The editorial dismissed the lawsuit's importance, essentially saying: We agree that there's a problem, but there's nothing we can do, and therefore we should choose to do nothing.

We respectfully disagree. We cannot continue to pay lip service to the best research or simply talk about our student achievement expectations or increase mandates for schools. We have to act.

As directors of two school boards serving two very different communities, we can tell you that doing nothing is not an option. Our districts joined this lawsuit because we've watched session after session of the Legislature do nothing to improve resources for schools, while increasing expectations and mandates.

Today, our academic expectations are higher than ever. But our schools are not what they once were. Class sizes are larger. Course offerings are fewer. You won't see librarians or physical education teachers in most elementary schools.

In many small districts, such as Crow-Applegate-Lorane, school nurses have been eliminated. The district has reduced programs and cut high school academic advisers.

In large districts such as Eugene, students have less opportunity to explore music, art, foreign languages, business education and other electives. Nearly all vocational and technical programs have been eliminated.

Both of our districts have tried to keep cuts away from the classroom. In Eugene, administration and central staff have been cut 29 percent since 1990.

Crow has a half-time superintendent who also serves as the district's special education and Title I coordinator. But it's been impossible to preserve reading, writing, math and other "basics" without dismantling strong and successful school programs that enriched learning.

Yet Oregonians consistently say that they want and expect high quality schools. A statewide poll conducted in 2004 by the Chalkboard Project reinforces the message that we hear regularly: Oregonians want excellent public schools that graduate students who are ready to enter college or to learn workforce skills.

Both the state and federal government have set high benchmarks for student achievement without providing adequate funding. Oregon high school graduation requirements have steadily increased. The 2005 Legislature mandated four years of English and three years of math. Increased requirements in science, foreign language and social studies will be considered.

Federal mandates are chronically underfunded. Two decades ago, the federal government promised to pay up to 40 percent of special education costs mandated under the Individuals with Disabilities Education Act, yet it actually funds only 17 percent while still expecting schools to meet these requirements.

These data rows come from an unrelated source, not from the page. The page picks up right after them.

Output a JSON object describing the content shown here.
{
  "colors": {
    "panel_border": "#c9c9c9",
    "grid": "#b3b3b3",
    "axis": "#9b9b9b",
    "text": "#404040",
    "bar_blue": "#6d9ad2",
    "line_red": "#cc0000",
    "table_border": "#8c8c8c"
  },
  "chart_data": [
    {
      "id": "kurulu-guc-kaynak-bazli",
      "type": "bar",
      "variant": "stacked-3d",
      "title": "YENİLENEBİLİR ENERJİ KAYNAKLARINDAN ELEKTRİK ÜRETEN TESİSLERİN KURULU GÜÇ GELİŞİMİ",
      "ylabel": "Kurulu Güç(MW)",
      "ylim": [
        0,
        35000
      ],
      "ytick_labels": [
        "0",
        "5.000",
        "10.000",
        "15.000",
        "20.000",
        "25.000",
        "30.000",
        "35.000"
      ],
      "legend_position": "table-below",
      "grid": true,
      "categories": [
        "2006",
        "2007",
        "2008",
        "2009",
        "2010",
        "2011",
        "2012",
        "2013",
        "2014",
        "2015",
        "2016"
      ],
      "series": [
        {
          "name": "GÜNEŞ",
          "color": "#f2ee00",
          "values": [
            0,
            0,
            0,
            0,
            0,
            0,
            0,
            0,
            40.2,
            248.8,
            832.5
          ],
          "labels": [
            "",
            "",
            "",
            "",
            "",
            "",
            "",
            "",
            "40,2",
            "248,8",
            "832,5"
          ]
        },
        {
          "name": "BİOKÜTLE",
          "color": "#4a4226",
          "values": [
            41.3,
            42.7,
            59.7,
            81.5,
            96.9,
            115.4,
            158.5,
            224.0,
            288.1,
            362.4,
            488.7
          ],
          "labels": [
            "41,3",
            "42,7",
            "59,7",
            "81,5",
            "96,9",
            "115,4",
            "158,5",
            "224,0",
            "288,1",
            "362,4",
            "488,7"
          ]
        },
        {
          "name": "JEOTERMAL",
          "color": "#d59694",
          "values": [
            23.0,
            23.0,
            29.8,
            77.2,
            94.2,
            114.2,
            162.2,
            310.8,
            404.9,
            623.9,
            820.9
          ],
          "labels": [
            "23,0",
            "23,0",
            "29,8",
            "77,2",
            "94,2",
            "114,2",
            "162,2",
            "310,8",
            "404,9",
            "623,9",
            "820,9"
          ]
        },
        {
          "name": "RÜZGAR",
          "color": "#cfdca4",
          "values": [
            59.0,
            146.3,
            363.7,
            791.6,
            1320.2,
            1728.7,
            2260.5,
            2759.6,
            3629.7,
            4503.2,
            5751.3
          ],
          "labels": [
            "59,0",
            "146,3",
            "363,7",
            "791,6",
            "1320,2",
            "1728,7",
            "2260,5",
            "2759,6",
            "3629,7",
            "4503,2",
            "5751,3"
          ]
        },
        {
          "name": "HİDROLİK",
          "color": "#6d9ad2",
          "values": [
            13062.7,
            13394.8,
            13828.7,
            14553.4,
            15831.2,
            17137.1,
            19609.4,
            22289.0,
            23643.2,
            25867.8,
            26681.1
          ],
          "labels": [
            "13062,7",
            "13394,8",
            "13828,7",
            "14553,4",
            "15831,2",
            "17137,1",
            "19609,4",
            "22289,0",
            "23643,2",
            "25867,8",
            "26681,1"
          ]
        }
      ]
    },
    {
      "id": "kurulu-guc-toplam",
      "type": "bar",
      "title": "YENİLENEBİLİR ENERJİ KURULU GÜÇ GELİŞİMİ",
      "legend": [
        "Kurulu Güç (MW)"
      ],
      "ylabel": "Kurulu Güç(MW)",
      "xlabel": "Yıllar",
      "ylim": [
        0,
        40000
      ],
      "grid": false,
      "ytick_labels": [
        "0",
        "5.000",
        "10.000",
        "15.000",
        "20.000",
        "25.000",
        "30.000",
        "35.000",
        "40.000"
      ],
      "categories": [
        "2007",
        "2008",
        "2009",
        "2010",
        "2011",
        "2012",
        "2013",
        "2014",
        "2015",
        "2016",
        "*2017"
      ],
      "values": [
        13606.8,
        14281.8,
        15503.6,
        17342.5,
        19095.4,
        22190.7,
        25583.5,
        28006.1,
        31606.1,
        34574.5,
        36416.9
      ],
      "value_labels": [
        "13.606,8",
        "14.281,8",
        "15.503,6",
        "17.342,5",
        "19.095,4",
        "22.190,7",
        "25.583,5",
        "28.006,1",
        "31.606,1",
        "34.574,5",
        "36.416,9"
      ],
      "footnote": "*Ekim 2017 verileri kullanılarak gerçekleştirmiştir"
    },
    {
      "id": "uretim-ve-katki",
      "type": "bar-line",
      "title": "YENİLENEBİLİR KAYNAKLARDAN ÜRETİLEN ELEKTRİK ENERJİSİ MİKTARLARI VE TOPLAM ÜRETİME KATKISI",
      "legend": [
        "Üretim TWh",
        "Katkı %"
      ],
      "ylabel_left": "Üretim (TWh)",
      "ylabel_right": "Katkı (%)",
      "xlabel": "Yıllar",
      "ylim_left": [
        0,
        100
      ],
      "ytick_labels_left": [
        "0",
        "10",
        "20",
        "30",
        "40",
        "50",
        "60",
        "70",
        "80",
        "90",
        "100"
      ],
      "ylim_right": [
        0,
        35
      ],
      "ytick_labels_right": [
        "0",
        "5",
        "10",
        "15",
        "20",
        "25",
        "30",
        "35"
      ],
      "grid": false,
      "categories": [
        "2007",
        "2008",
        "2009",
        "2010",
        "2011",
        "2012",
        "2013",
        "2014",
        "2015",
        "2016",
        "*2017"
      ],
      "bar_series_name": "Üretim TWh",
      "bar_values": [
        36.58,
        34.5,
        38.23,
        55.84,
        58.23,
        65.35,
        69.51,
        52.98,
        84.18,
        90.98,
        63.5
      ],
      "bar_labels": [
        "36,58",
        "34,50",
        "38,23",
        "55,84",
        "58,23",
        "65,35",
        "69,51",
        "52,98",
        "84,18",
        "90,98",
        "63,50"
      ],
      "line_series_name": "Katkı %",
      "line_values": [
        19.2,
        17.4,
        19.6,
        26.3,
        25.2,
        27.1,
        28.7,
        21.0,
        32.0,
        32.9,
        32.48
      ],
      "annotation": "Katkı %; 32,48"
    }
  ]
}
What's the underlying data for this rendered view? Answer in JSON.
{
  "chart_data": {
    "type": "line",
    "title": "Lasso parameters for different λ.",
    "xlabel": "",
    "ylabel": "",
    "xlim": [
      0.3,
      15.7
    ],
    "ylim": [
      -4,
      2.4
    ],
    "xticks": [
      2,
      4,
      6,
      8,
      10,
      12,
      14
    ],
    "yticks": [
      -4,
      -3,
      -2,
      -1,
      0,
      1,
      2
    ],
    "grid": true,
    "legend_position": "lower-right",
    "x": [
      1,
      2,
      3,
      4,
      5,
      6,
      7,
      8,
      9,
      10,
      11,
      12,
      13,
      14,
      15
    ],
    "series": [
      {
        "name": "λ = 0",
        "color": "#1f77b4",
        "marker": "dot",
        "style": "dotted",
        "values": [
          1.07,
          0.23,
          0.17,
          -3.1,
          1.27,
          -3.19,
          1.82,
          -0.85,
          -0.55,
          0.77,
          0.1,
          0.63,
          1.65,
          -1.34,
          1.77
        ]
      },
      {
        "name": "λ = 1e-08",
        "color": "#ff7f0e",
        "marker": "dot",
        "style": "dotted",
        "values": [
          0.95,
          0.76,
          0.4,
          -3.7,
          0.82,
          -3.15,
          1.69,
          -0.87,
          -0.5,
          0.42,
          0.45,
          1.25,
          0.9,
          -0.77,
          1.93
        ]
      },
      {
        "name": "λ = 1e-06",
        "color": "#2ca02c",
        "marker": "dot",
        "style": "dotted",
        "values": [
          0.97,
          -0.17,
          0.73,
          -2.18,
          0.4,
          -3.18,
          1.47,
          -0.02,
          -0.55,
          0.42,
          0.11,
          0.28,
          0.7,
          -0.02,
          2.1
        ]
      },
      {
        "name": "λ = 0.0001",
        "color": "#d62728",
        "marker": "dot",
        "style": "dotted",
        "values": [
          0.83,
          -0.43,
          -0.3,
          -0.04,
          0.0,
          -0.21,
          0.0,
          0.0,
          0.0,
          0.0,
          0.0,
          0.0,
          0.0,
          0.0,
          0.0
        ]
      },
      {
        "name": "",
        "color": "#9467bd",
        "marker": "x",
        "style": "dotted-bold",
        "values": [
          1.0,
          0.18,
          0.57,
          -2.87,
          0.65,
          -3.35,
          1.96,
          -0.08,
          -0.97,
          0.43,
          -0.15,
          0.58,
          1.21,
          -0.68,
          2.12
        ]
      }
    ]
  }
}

In short, Oregon's schools have been buried under a growing pile of spending "shoulds" and "shalls," while per-student funding levels have been flat for a decade.

In Oregon, we have set quality goals for education, and we have defined what it costs to meet them. A legislative committee has just delivered the state's annual report on the adequacy of education funding. Its findings are no surprise - state funding falls far short of what is needed to meet our education goals. Worse yet, we are losing ground. Since 2001-02, the gap between resources and goals has grown.

Does it make sense to continue to skimp on education and expect a bright economic future for Oregon? We think not.

Does it make sense to do nothing? Again, we think not. Rather, we believe that we have an obligation to act, and the courts may well be the last recourse for Oregon's schools and students. We hope that victory in this legal challenge will be for every student to receive the "world-class education" that we set in statute in 1991, and to be able to meet the quality standards the voters overwhelmingly supported with the passage of Measure 1 in 2000.

It is at our own peril that we continue to ignore the school funding problem. Providing schools with the funding needed to meet our state's quality education goals is the only way to ensure the future prosperity of our students and of all Oregonians.

Dean Livelybrooks is a member of the Crow-Applegate-Lorane School Board. Beth Gerot is a member of the Eugene School Board. Art Johnson, a Eugene attorney who serves on the board of the foundation that filed the lawsuit in support of adequate school funding, joined them in preparing this column.